I think there is still this scenario:
- ->read_folio gets called on an 8k-size folio for a 4k-size file
- iomap_read_init() is called, ifs->read_bytes_pending is now 8k
- make async ->read_folio_range() call to read in 4k
- iomap zeroes out folio from 4k to 8k, then calls
iomap_finish_folio_read() with off = 4k and len = 4k
- in iomap_finish_folio_read(), decrement ifs->read_bytes_pending by
len. ifs->read_bytes_pending is now 4k
- async ->read_folio_range() completes read, calls
iomap_finish_folio_read() with off=0 and len = 4k, which now
decrements ifs->read_bytes_pending by 4k. read_bytes_pending is now 0,
so folio_end_read() gets called. folio should now not be touched by
iomap
- iomap still has valid ctx->cur_folio, and calls iomap_read_end on
ctx->cur_folio

This is the same issue as the one in
https://lore.kernel.org/linux-fsdevel/20260126224107.2182262-2-joannelkoong@gmail.com/

We could always set ctx->cur_folio to NULL after inline/zeroing calls
iomap_finish_folio_read() regardless of whether it actually ended the
read or not, but then this runs into issues for zeroing. The zeroing
can be triggered by non-EOF cases, eg if the first mapping is an
IOMAP_HOLE and then the rest of hte folio is mapped. We may still need
to read in the rest of the folio, so we can't just set ctx->cur_folio
to NULL. i guess one workaround is to explicitly check if the zeroing
is for IOMAP_MAPPED types and if so then always set ctx->cur_folio to
NULL, but I think this just gets uglier / more complex to understand
and I'm not sure if there's other edge cases I'm missing that we'd
need to account for. One other idea is to try avoiding the
iomap_end_read() call for non-error cases if we use your
bitmap_weight() idea above, then it wouldn't matter in that scenario
above if ctx->cur_folio points to a folio that already had read ended
on it.

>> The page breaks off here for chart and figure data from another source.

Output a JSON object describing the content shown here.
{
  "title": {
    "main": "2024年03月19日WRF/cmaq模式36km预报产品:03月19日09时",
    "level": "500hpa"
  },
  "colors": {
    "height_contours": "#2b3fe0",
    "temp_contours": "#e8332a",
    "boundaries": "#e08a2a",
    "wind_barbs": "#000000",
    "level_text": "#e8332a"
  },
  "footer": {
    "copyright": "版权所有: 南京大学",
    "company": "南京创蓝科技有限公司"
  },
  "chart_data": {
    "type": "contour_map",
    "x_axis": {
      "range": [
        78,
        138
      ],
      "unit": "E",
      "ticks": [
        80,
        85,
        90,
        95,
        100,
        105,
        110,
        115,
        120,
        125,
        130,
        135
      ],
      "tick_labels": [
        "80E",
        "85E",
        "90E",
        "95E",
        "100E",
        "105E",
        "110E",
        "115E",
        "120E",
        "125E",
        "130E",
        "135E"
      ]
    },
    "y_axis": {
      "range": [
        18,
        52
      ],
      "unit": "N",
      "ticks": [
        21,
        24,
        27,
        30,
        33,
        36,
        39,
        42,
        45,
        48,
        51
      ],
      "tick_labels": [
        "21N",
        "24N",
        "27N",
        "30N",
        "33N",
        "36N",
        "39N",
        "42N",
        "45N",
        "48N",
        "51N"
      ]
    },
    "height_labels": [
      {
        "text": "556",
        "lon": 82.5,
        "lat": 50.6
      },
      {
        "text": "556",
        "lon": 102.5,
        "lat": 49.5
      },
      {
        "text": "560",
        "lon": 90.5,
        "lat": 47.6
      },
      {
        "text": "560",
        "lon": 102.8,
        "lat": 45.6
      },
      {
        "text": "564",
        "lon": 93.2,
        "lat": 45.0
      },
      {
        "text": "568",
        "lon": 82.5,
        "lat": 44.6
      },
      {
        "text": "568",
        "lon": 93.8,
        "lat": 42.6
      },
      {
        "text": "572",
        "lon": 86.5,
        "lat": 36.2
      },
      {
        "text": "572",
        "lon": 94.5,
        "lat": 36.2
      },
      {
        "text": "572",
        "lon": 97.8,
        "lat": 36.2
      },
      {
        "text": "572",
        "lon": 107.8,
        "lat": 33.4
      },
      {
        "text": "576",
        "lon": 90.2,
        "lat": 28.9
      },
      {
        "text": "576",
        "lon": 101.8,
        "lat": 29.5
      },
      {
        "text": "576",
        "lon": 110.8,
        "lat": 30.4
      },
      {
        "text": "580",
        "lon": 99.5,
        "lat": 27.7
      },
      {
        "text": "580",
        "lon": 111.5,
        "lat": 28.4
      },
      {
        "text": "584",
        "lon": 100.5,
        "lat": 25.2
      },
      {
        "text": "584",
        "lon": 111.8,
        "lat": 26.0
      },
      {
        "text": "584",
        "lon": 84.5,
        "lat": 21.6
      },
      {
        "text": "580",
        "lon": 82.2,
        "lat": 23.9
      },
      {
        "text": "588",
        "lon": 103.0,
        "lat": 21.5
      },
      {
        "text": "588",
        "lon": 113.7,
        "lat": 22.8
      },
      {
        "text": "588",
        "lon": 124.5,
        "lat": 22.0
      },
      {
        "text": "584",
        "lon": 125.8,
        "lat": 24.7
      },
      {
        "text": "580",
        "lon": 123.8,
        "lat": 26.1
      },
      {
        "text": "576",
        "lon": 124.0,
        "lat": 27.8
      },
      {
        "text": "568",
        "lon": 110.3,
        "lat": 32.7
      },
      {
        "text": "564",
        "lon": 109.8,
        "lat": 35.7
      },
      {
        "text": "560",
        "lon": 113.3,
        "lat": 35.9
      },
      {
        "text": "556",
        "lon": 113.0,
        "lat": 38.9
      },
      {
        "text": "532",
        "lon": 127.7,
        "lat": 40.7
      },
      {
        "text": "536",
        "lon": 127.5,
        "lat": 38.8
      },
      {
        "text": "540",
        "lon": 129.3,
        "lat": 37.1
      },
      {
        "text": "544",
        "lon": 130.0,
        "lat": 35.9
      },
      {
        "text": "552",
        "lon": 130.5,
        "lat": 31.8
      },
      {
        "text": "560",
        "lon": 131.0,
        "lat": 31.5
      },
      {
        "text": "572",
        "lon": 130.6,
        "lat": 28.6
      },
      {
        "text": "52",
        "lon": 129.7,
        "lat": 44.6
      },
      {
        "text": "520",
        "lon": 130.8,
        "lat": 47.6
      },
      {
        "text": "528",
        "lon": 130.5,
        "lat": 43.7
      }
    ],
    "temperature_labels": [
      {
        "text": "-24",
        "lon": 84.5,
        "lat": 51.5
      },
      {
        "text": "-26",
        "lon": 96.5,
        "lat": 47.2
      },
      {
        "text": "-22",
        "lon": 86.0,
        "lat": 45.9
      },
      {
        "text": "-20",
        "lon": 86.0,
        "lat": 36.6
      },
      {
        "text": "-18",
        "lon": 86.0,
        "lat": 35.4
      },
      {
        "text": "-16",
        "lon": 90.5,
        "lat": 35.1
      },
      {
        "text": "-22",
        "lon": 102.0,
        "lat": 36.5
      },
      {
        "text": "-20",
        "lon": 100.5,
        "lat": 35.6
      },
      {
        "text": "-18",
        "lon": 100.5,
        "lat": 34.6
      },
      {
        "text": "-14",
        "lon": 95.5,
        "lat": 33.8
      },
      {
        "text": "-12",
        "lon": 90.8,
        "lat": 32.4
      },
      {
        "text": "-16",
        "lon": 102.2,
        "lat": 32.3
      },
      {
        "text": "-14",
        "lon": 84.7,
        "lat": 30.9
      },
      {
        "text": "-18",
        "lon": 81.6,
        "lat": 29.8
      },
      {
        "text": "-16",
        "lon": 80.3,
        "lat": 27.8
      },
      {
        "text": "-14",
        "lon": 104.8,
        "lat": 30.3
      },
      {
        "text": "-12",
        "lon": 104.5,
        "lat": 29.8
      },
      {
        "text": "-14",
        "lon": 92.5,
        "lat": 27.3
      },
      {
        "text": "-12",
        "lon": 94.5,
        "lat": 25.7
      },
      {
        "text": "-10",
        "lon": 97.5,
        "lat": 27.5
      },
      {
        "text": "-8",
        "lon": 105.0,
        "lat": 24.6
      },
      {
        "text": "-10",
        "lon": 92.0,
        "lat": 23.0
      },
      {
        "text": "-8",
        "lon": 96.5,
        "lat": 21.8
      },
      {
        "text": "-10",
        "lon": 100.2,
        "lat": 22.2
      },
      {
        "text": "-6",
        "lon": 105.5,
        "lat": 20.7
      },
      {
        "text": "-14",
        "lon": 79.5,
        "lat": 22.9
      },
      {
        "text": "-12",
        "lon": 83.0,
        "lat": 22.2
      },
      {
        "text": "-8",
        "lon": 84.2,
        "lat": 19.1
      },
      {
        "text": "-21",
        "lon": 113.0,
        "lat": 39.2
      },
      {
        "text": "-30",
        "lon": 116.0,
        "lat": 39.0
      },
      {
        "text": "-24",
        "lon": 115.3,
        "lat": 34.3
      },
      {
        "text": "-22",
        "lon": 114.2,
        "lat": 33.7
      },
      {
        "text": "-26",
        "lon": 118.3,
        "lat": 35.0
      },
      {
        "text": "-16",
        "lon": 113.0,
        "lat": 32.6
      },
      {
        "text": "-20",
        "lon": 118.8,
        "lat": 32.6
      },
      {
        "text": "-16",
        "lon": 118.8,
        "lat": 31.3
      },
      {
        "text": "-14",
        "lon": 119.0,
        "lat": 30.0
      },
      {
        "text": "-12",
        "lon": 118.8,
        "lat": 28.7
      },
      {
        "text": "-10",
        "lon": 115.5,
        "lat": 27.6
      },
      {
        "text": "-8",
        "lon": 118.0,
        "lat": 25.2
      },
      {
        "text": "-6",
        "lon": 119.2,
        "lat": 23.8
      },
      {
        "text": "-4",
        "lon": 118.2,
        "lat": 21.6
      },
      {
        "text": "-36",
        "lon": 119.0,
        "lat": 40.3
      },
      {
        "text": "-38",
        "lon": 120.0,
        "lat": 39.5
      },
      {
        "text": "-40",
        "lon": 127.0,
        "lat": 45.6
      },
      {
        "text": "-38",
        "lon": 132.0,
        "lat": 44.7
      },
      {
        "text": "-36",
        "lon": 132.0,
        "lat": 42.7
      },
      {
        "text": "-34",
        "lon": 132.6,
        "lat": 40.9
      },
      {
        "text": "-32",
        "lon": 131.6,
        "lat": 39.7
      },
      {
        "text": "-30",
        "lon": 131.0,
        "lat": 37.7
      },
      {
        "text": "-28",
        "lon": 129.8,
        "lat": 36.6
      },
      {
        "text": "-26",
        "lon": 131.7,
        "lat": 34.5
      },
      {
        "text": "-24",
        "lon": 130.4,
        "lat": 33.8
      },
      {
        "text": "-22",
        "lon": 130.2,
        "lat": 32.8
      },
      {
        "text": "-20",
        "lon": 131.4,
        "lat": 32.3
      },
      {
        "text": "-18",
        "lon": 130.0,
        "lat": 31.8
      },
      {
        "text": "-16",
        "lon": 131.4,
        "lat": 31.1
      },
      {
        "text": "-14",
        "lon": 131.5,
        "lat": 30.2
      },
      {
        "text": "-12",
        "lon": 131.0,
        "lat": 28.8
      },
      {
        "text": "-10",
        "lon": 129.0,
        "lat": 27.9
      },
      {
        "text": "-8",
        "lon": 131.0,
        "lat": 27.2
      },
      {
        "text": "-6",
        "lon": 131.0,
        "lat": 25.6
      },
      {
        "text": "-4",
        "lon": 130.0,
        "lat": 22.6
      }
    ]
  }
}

But I think that also just makes the code harder to
read/understand.

The original patch seemed cleanest to me, maybe if we renamed uptodate
to mark_uptodate, it'd be more appetible?  eg

@@ -80,18 +80,19 @@ static void iomap_set_range_uptodate(struct folio
*folio, size_t off,
 {
        struct iomap_folio_state *ifs = folio->private;
        unsigned long flags;
-       bool uptodate = true;
+       bool mark_uptodate = true;

        if (folio_test_uptodate(folio))
                return;

        if (ifs) {
                spin_lock_irqsave(&ifs->state_lock, flags);
-               uptodate = ifs_set_range_uptodate(folio, ifs, off, len);
+               mark_uptodate = ifs_set_range_uptodate(folio, ifs, off, len) &&
+                       !ifs->read_bytes_pending;
                spin_unlock_irqrestore(&ifs->state_lock, flags);
        }

-       if (uptodate)
+       if (mark_uptodate)
                folio_mark_uptodate(folio);
 }


Thanks,
Joanne

>
> > I think the code would have to look something like [1] (this is
> > similar to the alternative approach I mentioned in my previous reply
> > but fixed up to cover some more edge cases).
> >
> > Thanks,
> > Joanne
> >
> > [1] https://github.com/joannekoong/linux/commit/b42f47726433a8130e8c27d1b43b16e27dfd6960
>
> I think we can do everything we need with a suitably modified
> iomap_finish_folio_read() rather than the new iomap_finish_read_range().